Bayangkan andaikata para pecinta kopi yang berhasil meraih kekuasaan melalui Pemilu lantas mencanangkan “gerakan wajib minum kopi nasional”. Selera kelompok menjadi standar bangsa. Maka bagi yang tidak doyan atau tidak suka kopi akan dicambuk di lapangan. Malah yang berani menentang kewajiban minum kopi akan dituduh makar dan bisa dihukum pancung.
Konyol bukan?
Namun, kekonyolan yang tampak kasat mata itu menjadi kelumrahan saat diimbuhi “marketing gimmick” tertentu. Baik yang bersifat agitasi dan propaganda yang keras maupun persuasi dan narasi yang lembut.

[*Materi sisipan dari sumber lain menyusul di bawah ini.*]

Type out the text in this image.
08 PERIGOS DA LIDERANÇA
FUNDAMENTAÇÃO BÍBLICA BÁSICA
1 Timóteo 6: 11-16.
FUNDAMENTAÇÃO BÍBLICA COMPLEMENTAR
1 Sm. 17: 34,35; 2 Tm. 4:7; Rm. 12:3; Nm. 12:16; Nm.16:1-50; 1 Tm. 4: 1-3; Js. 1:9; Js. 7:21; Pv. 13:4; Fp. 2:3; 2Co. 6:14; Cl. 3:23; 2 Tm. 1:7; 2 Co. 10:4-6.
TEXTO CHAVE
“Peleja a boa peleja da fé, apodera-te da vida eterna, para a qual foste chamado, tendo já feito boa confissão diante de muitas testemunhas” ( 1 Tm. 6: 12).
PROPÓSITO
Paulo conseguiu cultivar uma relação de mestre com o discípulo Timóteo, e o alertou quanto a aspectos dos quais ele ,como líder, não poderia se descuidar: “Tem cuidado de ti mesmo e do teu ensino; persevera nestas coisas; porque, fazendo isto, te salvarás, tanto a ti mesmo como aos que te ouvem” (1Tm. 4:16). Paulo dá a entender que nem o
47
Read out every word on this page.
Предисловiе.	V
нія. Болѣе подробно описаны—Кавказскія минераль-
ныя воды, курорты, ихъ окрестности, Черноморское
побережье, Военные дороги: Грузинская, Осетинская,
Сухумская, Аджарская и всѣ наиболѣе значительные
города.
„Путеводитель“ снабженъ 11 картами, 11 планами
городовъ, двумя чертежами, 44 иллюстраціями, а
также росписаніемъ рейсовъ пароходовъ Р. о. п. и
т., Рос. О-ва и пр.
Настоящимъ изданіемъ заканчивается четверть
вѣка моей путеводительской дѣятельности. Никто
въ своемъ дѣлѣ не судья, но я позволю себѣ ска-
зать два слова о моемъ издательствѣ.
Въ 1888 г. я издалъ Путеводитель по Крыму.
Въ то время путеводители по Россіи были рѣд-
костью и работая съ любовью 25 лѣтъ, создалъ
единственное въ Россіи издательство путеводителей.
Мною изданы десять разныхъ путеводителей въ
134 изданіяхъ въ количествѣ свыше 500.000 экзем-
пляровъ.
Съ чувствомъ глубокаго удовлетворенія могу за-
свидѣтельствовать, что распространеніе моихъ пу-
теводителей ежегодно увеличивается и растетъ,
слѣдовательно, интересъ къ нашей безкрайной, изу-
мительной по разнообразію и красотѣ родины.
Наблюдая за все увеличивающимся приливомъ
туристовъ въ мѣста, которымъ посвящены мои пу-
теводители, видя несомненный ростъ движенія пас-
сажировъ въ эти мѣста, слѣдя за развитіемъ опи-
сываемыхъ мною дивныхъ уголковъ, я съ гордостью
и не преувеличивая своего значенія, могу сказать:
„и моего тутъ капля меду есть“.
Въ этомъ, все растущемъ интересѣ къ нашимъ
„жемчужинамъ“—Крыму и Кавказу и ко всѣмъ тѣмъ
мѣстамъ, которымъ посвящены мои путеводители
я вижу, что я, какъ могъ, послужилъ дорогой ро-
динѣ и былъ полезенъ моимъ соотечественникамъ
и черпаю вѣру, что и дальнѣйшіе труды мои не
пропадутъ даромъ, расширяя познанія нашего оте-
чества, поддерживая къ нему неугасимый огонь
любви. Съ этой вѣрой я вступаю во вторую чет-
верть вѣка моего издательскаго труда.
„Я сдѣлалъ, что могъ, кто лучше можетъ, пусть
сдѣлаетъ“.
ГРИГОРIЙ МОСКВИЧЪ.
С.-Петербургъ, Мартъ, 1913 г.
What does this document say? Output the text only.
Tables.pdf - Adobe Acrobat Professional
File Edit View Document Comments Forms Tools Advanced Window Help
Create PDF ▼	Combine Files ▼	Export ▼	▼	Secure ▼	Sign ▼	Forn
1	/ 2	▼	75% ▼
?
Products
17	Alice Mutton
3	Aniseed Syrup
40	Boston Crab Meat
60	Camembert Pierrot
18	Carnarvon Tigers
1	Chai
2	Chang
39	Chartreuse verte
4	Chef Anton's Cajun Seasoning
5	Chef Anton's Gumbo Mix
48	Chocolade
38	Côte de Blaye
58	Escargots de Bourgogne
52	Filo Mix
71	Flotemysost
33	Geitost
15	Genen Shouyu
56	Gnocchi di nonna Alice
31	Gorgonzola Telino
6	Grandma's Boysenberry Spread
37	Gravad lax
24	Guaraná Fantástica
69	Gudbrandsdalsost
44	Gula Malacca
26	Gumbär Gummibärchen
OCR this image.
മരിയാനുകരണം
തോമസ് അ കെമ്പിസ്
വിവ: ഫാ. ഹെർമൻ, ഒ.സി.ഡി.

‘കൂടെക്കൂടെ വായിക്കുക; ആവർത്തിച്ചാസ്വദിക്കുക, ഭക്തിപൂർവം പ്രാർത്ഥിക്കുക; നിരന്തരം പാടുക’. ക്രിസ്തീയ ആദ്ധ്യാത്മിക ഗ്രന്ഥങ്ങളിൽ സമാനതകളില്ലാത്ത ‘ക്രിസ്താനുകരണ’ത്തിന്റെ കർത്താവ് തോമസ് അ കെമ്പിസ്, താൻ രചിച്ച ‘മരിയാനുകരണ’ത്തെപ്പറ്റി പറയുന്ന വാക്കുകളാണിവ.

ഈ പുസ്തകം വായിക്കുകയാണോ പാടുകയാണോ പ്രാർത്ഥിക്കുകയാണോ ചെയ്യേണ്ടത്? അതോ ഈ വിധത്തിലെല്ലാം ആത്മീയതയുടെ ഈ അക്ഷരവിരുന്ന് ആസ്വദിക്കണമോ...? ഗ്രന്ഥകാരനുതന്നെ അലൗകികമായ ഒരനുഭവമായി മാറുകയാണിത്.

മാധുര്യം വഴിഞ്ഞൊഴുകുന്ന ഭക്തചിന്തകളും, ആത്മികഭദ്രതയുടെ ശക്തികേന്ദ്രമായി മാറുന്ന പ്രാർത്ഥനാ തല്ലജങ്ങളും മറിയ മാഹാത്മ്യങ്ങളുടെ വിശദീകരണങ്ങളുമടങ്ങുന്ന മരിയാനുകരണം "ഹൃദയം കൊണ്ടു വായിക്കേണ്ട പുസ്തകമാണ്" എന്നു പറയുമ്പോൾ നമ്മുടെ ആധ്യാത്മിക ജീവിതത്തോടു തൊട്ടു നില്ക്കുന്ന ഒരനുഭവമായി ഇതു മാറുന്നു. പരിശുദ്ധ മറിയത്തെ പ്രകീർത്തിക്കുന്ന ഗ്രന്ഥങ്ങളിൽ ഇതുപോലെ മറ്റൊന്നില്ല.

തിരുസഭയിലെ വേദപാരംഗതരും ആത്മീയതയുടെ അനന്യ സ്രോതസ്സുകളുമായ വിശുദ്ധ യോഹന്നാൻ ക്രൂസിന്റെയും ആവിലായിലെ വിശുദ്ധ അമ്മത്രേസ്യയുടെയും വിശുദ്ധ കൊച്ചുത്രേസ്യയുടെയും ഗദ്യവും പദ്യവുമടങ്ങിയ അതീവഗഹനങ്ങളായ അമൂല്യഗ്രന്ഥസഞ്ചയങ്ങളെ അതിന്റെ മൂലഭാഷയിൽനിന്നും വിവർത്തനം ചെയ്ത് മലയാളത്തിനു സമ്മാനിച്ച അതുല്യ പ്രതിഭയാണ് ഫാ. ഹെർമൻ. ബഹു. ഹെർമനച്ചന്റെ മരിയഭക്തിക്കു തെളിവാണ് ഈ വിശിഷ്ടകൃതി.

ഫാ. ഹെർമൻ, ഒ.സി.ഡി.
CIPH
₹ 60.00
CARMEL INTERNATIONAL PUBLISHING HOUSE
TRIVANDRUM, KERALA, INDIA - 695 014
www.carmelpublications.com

Misalnya ada kampanye “minumlah kopi jadilah kaya” atau “kopi, minuman surgawi”.
Tak heran, banyak orang terbujuk rayuan dan bujukan. Bila tak mempan, tentu ditambahi ancaman dan kekerasan. Malah tak jarang keduanya dipadukan sekaligus.
Padahal, semua itu bermula dari “gagal paham” soal konsep “lebenswelt” tadi. Dan di tingkatan lebih besar, kemudian detail apa saja yang perlu dimasukkan ke dalam “kontrak sosial” berbangsa dan bernegara.
Makin otoriter dan totaliter suatu negara, pemerintahan dan aparatnya akan diberikan hak mencampuri ranah privat individual sejauh mungkin. Kembali ke contoh konyol soal kopi tadi, bahkan cara meminum kopi pun diatur. Misalnya ada aturan tak boleh menuang kopi ke piring kecil seperti lazim dilakukan saat minum kopi “nasgitel” dengan gelas kecil. Meminum kopi harus dengan cangkir saja. Karena itu aturan hukum, melanggarnya tentu ada konsekuensi hukumannya.